Вспоминающий что-либо, кого-либо или кого любо — все равно — невольно должен вспомнить и самого себя, иногда настолько, что ни либо, ни любо не остается, остается лишь сам вспоминающий. Не желая этого делать, — без самого себя все-таки обойтись не могу. Иначе, как опишу первую свою встречу с живым поэтом, да вдобавок еще пролетарским?
Правда, в то время (это было начало 1916 года) эпитет «пролетарский» еще не ценился, и, вернее, встретился я с рабочим поэтом. Поэтом этим был Яков Бердников.
Знакомство произошло в редакции «Маленькой газеты», секретарь которой, ткнув перстом в сторону Бердникова, сказал:
— Знакомьтесь. Это наш поэт Яков Бердников.
Зная поэтов и писателей теперь, ничего особенного в них не находишь, — люди как люди (если не говорить откровеннее), но тогда, до знакомства с ними!.. — поэт рисовался человеком необыкновенным внутренне, а внешне — обязательно юношей, с длинными волосами, вдохновенным лицом, мечтательными жестами, в широкополой шляпе и т. п. атрибутами.
Представьте же мой восторг, мое изумление, пронзительную робость, когда передо мною стоял живой, вплоть до широкополой шляпы совпадающий с моею мечтою поэт!
А он, медленно поглаживая ладонью свои черные, длинные, гладкие волосы, спрашивал:
— Дда... Так вы, значит, тоже пишете? А как вы находите мое последнее стихотворение?
Стихи Бердникова я читал, и они мне нравились (он тогда действительно писал хорошие стихи), поэтому я, не лицемеря, подобающим образом ответил. Внутри голос мой дрожал и пресекался, но снаружи я лишь откашливался, принимая самый разухабистый вид. И чем развязнее я становился, тем медлительнее и важнее делался Бердников.
Впрочем, когда я узнал, что он рабочий, и когда он узнал, что я за птица, — когда мы оба поняли, что дорога у нас — одна, его важность и моя развязность отлетели в сторону и мы разговорились по душам.

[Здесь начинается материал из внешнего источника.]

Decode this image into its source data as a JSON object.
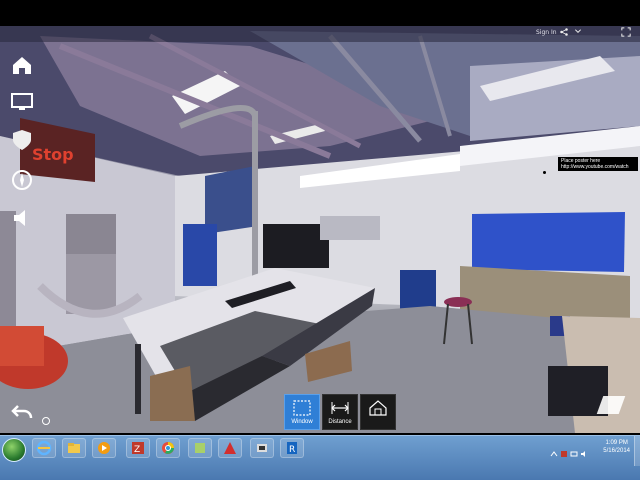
{
  "viewer": {
    "signin_label": "Sign In",
    "annotation": {
      "line1": "Place poster here",
      "line2": "http://www.youtube.com/watch"
    },
    "wall_sign_text": "Stop"
  },
  "left_toolbar": {
    "items": [
      {
        "name": "home-icon"
      },
      {
        "name": "monitor-icon"
      },
      {
        "name": "shield-icon"
      },
      {
        "name": "compass-icon"
      },
      {
        "name": "speaker-icon"
      },
      {
        "name": "undo-icon"
      }
    ]
  },
  "tools": {
    "window_label": "Window",
    "distance_label": "Distance",
    "third_label": ""
  },
  "taskbar": {
    "time": "1:09 PM",
    "date": "5/16/2014"
  },
  "colors": {
    "accent": "#2f7fd6",
    "taskbar": "#4a78b0"
  }
}
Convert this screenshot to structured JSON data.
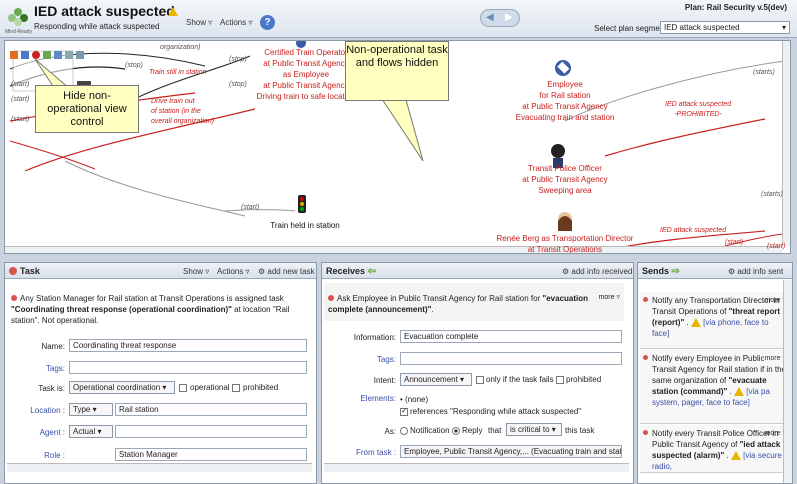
{
  "header": {
    "title": "IED attack suspected",
    "subtitle": "Responding while attack suspected",
    "logo_text": "Mind-Ready",
    "show_menu": "Show",
    "actions_menu": "Actions",
    "help_icon": "?",
    "plan_label": "Plan: Rail Security v.5(dev)",
    "segment_label": "Select plan segment:",
    "segment_value": "IED attack suspected"
  },
  "map": {
    "nodes": {
      "train_operator": "Certified Train Operator\nat Public Transit Agency\nas Employee\nat Public Transit Agency\nDriving train to safe location",
      "employee": "Employee\nfor Rail station\nat Public Transit Agency\nEvacuating train and station",
      "police": "Transit Police Officer\nat Public Transit Agency\nSweeping area",
      "renee": "Renée Berg as Transportation Director\nat Transit Operations",
      "held": "Train held in station"
    },
    "labels": {
      "org": "organization)",
      "stop1": "(stop)",
      "stop2": "(stop)",
      "stop3": "(stop)",
      "still": "Train still in station",
      "drive": "Drive train out\nof station (in the\noverall organization)",
      "start1": "(start)",
      "start2": "(start)",
      "start3": "(start)",
      "start4": "(start)",
      "start5": "(starts)",
      "start6": "(starts)",
      "start7": "(start)",
      "ied_prohibited": "IED attack suspected\n-PROHIBITED-",
      "ied2": "IED attack suspected",
      "start8": "(start)"
    },
    "callouts": {
      "left": "Hide non-operational view control",
      "right": "Non-operational task and flows hidden"
    }
  },
  "task_panel": {
    "title": "Task",
    "show": "Show",
    "actions": "Actions",
    "add_task": "add new task",
    "desc_pre": "Any Station Manager for Rail station at Transit Operations is assigned task ",
    "desc_bold": "\"Coordinating threat response (operational coordination)\"",
    "desc_post": " at location \"Rail station\". Not operational.",
    "name_label": "Name:",
    "name_value": "Coordinating threat response",
    "tags_label": "Tags:",
    "taskis_label": "Task is:",
    "taskis_value": "Operational coordination",
    "operational": "operational",
    "prohibited": "prohibited",
    "location_label": "Location :",
    "location_type": "Type",
    "location_value": "Rail station",
    "agent_label": "Agent :",
    "agent_type": "Actual",
    "agent_value": "",
    "role_label": "Role :",
    "role_value": "Station Manager"
  },
  "receives_panel": {
    "title": "Receives",
    "add_info": "add info received",
    "desc_pre": "Ask Employee in Public Transit Agency for Rail station for ",
    "desc_bold": "\"evacuation complete (announcement)\"",
    "desc_post": ".",
    "more": "more",
    "info_label": "Information:",
    "info_value": "Evacuation complete",
    "tags_label": "Tags:",
    "intent_label": "Intent:",
    "intent_value": "Announcement",
    "only_if": "only if the task fails",
    "prohibited": "prohibited",
    "elements_label": "Elements:",
    "elements_none": "(none)",
    "references": "references \"Responding while attack suspected\"",
    "as_label": "As:",
    "as_notification": "Notification",
    "as_reply": "Reply",
    "that": "that",
    "critical": "is critical to",
    "this_task": "this task",
    "from_label": "From task :",
    "from_value": "Employee, Public Transit Agency,... (Evacuating train and stat"
  },
  "sends_panel": {
    "title": "Sends",
    "add_info": "add info sent",
    "items": [
      {
        "pre": "Notify any Transportation Director in Transit Operations of ",
        "bold": "\"threat report (report)\"",
        "post": " . ",
        "via": "[via phone, face to face]"
      },
      {
        "pre": "Notify every Employee in Public Transit Agency for Rail station if in the same organization of ",
        "bold": "\"evacuate station (command)\"",
        "post": " . ",
        "via": "[via pa system, pager, face to face]"
      },
      {
        "pre": "Notify every Transit Police Officer in Public Transit Agency of ",
        "bold": "\"ied attack suspected (alarm)\"",
        "post": " . ",
        "via": "[via secure radio,"
      }
    ],
    "more": "more"
  }
}
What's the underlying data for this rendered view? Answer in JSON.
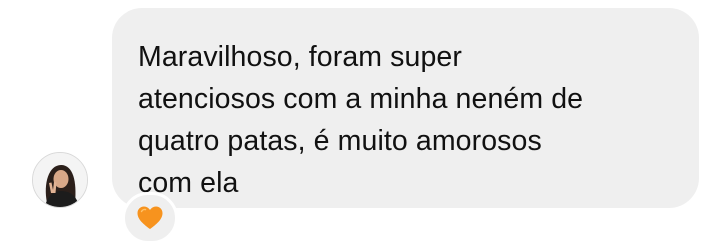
{
  "message": {
    "text": "Maravilhoso, foram super\natenciosos com a minha neném de\nquatro patas, é muito amorosos\ncom ela"
  },
  "reaction": {
    "icon": "orange-heart-icon",
    "color": "#f7931e"
  },
  "sender": {
    "avatar_icon": "user-avatar"
  },
  "colors": {
    "bubble": "#efefef",
    "text": "#111111"
  }
}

— Приходи в «Прогресс», — сказал мне на прощанье Бердников. («Прогрессом» называлась чайная для рабочих на Забалканском — ныне Московском — проспекте, где обычно встречались пролетарские поэты).
Из Наркомпроса, который помещался на Фонтанке (там, где теперь «Красная газета»), Пролеткульт переехал в здание Благородного собрания на Екатерининской улице, улице, носящей теперь название Пролеткульта. Огромный шестиэтажный дом был занят сплошь, целиком. Заработали все отделы: театральный, музыкальный, литературный, научный. В залах, где лоснились накрахмаленные груди и обнаженные плечи, замелькали обмотки и кепки, платки и косынки; в карточных, бильярдных, курительных комнатах застучали ундервуды, запели скрипки, зазвучали хореи и ямбы... Театр очумел от оглушительных слов Уитмена, Верхарна, кирилловского «Мы» и «Железного мессии» (хоровая декламация в театре Пролеткульта была поставлена очень хорошо). Зашуршали лифты, с фасоном высаживая красноармейцев, завертелся кинематограф... Великолепный буфет и столовая привлекали и публику с Невского, но... Прежде всего свернулся буфет: голодная блокада разогнала постороннюю публику. Остановился и лифт — не было электричества. Лопнуло центральное отопление, — в маленьких комнатах дворца пролетарской культуры задымились буржуйки; огромные, ледяные залы покрылись инеем. И недаром на одной из конференций выступающий рабочий сравнивал Пролеткульт с маленькой свечкой в фонаре с лопнувшими стеклами. Цель Пролеткульта — во что бы то ни стало донести огонек до окончания гражданской войны, работа в том — чтобы сохранить огонь, защитить от сквозного ветра. Так и было: в маленьких холодных комнатах горели свечи и все время шла работа. Менялись люди, но работа не останавливалась. Погибал на фронте Павел Бессалько — возвращался Илья Садофьев, умирал в тифу Н. Рыбацкий — выживал Тихомиров; снова уезжал Садофьев, приезжал Ив. Никитин, уезжал Крайский, возвращался Садофьев и т. д.